Portugal is among the seven countries that cut back most on foreign aid to developing countries last year according to the Organisation for Economic Co-operation and Development (OECD).
The numbers reveal that Portugal donated some $488 million in 2013, equivalent to 0.23% of Gross Domestic Product (GDP), but this dropped to $419 million in 2014, a 15% drop, only surpassed by Spain where foreign aid was slashed by 20.3%, and Japan, which reduced its donations by 15.3%.
Portuguese poverty
Poverty indicators are traditionally very high in Portugal compared to the EU average and have deteriorated further in the wake of the financial and economic crisis.

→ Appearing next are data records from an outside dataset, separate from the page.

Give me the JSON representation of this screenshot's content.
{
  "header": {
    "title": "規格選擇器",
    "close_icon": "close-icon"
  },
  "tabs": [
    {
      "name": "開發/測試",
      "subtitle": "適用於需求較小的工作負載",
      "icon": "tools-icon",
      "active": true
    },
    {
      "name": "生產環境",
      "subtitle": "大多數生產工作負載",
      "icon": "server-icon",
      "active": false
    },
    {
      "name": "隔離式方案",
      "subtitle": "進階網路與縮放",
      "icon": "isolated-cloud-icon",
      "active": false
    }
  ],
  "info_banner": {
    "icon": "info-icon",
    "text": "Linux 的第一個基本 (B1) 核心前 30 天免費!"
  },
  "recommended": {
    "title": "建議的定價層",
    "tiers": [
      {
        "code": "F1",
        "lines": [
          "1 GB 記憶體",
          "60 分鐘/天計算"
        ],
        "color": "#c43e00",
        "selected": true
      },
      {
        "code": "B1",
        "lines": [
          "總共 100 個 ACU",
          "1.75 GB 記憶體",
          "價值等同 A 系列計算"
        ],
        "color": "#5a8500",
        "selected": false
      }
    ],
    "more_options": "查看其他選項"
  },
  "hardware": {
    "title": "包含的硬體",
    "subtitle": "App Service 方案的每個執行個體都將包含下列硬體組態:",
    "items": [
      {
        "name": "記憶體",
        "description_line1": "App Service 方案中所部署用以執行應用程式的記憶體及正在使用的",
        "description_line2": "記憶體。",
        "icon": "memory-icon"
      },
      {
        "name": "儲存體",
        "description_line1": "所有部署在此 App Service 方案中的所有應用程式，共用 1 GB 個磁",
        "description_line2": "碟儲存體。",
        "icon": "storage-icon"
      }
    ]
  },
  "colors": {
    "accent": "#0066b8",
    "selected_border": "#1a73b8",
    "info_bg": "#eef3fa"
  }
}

A recent report from the European Commission found that the number of people threatened by poverty or social exclusion rose by 220,000 between 2007 and 2013. This represents an increase to 27.4% of the total Portuguese population in 2013, while the gap between Portugal and the rest of the euro area (23%) has widened.
No progress
The report highlights that “no progress has been achieved on strengthening social assistance” in Portugal and those that are most affected by poverty and social exclusion are from low-work-intensity households and those with children.
Cuts that have been made to non-pension benefits have disproportionately affected the very poor in Portugal and adversely affected children under the age of 10.
The increasing levels of poverty and social exclusion have been affected by the rising levels of unemployment up to 2013 and this has been compounded, according to the EC, by a weakened social protection system and policy measures adversely affecting disposable income.
The report concludes that “the inadequate social protection system was unable to cope with the sudden rise in joblessness and the consequent increase in poverty” in Portugal.